Gate B-side bar stools usually fill first at Blue Note Bar.
Blue Note Bar sits in Terminal B near several B-gates, so it mainly catches Delta and connecting regional traffic looking for a quick drink before boarding. It’s a simple airport bar setup: counter seating that looks straight out onto the concourse, a few clustered tables, and TV screens locked on ESPN or news. Think quick layover stop, not a long sit-down meal.
Drinks sit in the mid-airport price range, with most domestic beers landing around the $8–$10 mark and basic mixed drinks climbing into the low teens. You’ll see the usual big-label beers and standard bar pours: Jack, Tito’s, Bacardi, the typical MEM airport lineup. Wine by the glass runs similar pricing, and pours hit the standard 5-ounce mark, not the heavy hand you might find downtown on Beale.

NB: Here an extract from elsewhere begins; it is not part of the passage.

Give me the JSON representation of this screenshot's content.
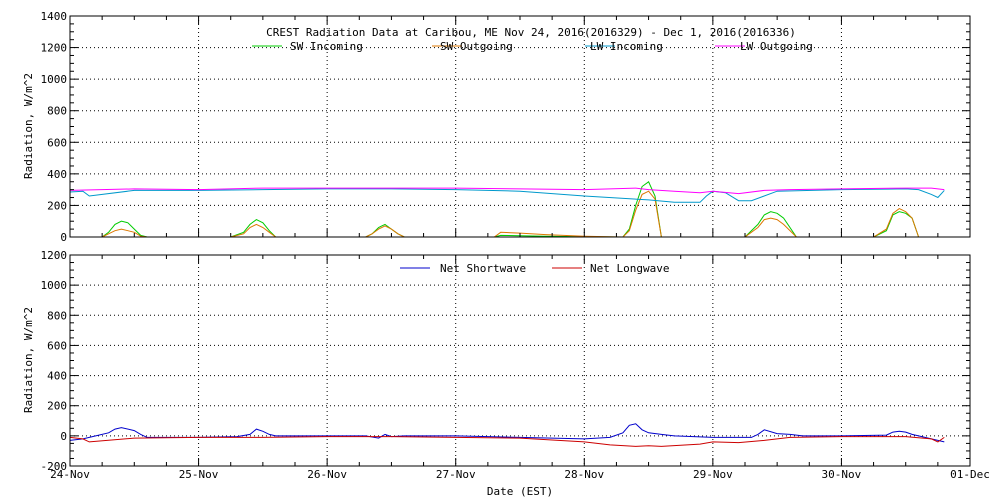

Food is limited, so treat Blue Note more like a pre-flight drink stop than a full dinner. Expect basic bar snacks and quick bites at roughly $10–$15 per item, similar to other post-security options in Terminal B. If you need a proper meal, you’re usually better off eating elsewhere in B or grabbing something to-go and bringing it to the bar with your drink.
Service pacing tracks directly to departure waves in Terminal B: when two or three flights board inside a 45-minute window, the bar can back up and a simple drink order can push to 10+ minutes. During slower mid-morning or mid-afternoon periods, one bartender usually keeps up fine and refills come faster than at most gate-adjacent spots in MEM.
Tip: if your flight boards in under 30 minutes from a nearby B-gate, grab a seat facing your gate so you can watch the boarding zone signs on the monitors without relying on overhead calls.